Y'know... I ask myself the same thing... I was rediculously naive and oblivious to EVERYTHING. But I started late, and didn't have a lot of experience with people... then rushed in head & heart first, and got a major rude awakening.

How I envisioned things to be came NO WHERE close to reality. I figured, if you were a certain "decent" way - it would be reciprocated. They were only "acting" like losers and *******s to protect themselves, fit in, or whatever. Tried to see the good in everyone, sympathized with and believed everything, thought they were fair and reasonable... Pshaw... Didn't realize how fake, shallow, insecure, egotistical, selfish, "territorial", competitive, dysfunctional, etc, so many people were. I thought that they were all nice and decent deep down, or that befriending and dating them would be different. Didn't realize how serious or damaging everything was... even as it was happening.

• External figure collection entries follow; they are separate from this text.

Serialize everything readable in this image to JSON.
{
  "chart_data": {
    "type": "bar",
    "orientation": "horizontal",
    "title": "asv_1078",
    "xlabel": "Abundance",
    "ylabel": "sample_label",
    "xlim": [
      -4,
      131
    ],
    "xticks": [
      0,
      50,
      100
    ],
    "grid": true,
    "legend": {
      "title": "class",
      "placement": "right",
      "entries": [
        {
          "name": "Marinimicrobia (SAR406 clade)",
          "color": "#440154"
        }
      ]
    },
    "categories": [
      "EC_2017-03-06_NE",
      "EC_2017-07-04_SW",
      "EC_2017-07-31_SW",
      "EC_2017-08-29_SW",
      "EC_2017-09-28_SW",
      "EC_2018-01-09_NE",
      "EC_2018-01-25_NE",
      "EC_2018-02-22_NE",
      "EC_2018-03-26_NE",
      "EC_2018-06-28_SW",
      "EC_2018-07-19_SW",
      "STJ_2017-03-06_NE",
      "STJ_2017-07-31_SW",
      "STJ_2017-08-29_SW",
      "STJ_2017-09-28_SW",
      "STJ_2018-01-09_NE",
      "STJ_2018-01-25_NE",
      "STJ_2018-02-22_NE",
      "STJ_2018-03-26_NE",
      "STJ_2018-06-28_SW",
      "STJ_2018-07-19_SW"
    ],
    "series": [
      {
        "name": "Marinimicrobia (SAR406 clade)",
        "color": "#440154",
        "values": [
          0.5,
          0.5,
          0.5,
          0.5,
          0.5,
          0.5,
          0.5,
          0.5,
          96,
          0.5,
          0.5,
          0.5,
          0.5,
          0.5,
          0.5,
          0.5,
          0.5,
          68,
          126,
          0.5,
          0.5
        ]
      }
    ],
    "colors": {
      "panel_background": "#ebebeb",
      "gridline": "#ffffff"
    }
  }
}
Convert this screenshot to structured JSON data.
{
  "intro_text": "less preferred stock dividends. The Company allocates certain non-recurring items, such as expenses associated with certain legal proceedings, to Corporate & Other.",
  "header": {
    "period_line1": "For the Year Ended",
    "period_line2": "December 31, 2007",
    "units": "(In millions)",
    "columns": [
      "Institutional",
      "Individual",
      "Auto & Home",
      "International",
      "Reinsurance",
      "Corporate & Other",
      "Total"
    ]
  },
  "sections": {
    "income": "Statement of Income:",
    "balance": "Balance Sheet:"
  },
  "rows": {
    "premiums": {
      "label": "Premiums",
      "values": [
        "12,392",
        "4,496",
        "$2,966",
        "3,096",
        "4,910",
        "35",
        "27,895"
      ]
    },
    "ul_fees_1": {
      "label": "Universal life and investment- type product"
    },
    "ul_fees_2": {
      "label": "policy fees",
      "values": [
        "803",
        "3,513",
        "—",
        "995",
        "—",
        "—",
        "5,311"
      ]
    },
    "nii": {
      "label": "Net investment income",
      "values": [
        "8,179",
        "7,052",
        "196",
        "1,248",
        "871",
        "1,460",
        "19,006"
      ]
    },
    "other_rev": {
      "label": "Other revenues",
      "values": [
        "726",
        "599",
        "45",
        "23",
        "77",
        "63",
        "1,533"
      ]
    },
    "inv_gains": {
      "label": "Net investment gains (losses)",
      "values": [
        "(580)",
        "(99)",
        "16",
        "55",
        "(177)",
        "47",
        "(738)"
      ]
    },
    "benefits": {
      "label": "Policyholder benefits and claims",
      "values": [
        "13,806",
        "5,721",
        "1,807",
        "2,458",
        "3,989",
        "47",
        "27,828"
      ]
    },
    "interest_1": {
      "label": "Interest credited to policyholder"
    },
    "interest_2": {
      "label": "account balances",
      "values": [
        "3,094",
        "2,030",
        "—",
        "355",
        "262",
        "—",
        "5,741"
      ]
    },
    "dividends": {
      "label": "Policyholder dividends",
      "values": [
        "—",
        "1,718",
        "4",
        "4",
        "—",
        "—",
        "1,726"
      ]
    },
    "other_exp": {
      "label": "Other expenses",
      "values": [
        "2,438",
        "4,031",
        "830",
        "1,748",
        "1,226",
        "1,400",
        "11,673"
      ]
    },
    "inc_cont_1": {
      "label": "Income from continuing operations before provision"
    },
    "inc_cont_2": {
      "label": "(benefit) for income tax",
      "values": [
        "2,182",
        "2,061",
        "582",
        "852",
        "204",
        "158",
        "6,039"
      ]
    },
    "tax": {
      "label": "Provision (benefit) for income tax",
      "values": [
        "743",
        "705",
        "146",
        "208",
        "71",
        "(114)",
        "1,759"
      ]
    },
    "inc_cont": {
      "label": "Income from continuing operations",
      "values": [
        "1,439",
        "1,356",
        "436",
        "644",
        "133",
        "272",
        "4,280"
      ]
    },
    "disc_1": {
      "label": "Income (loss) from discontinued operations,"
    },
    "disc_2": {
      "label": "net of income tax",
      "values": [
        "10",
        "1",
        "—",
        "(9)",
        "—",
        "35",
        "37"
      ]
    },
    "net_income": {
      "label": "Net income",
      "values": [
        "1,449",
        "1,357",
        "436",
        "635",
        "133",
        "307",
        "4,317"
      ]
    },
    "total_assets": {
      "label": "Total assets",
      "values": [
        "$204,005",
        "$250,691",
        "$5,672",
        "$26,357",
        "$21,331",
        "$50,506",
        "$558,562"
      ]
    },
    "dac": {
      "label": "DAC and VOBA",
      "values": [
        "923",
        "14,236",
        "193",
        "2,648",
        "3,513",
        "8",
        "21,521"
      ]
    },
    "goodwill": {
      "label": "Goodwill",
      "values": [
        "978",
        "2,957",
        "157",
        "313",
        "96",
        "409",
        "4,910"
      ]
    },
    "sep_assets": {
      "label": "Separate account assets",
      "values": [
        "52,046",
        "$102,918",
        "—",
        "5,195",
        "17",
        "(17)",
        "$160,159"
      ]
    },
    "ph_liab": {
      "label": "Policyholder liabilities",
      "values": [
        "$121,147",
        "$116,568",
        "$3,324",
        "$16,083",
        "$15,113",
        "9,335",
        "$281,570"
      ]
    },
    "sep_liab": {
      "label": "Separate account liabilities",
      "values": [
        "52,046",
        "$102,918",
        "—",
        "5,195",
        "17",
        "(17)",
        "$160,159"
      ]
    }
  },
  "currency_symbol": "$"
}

Definitely got taken advantage of a lot... thought everyone wanted to be my "friend", had my back, was looking out for my best interests, etc... But fake people know how to pretend, and act like they're helping, guiding, protecting, etc - as they're using weaknesses against you, taking sides against you, trying to control and keep you beneath them, making sure you fail, etc. As well, they know how to charm and sweet talk the unsuspecting. They're great actors, and have excellent street skills... especially the abusive / controlling ones.

But I also had NO self-esteem, co-dependancy and approval-seeking issues, was very negative and depressed, didn't stand up for or assert myself... attracted losers and *******s left and right.

Had quite the blue pill experience with people.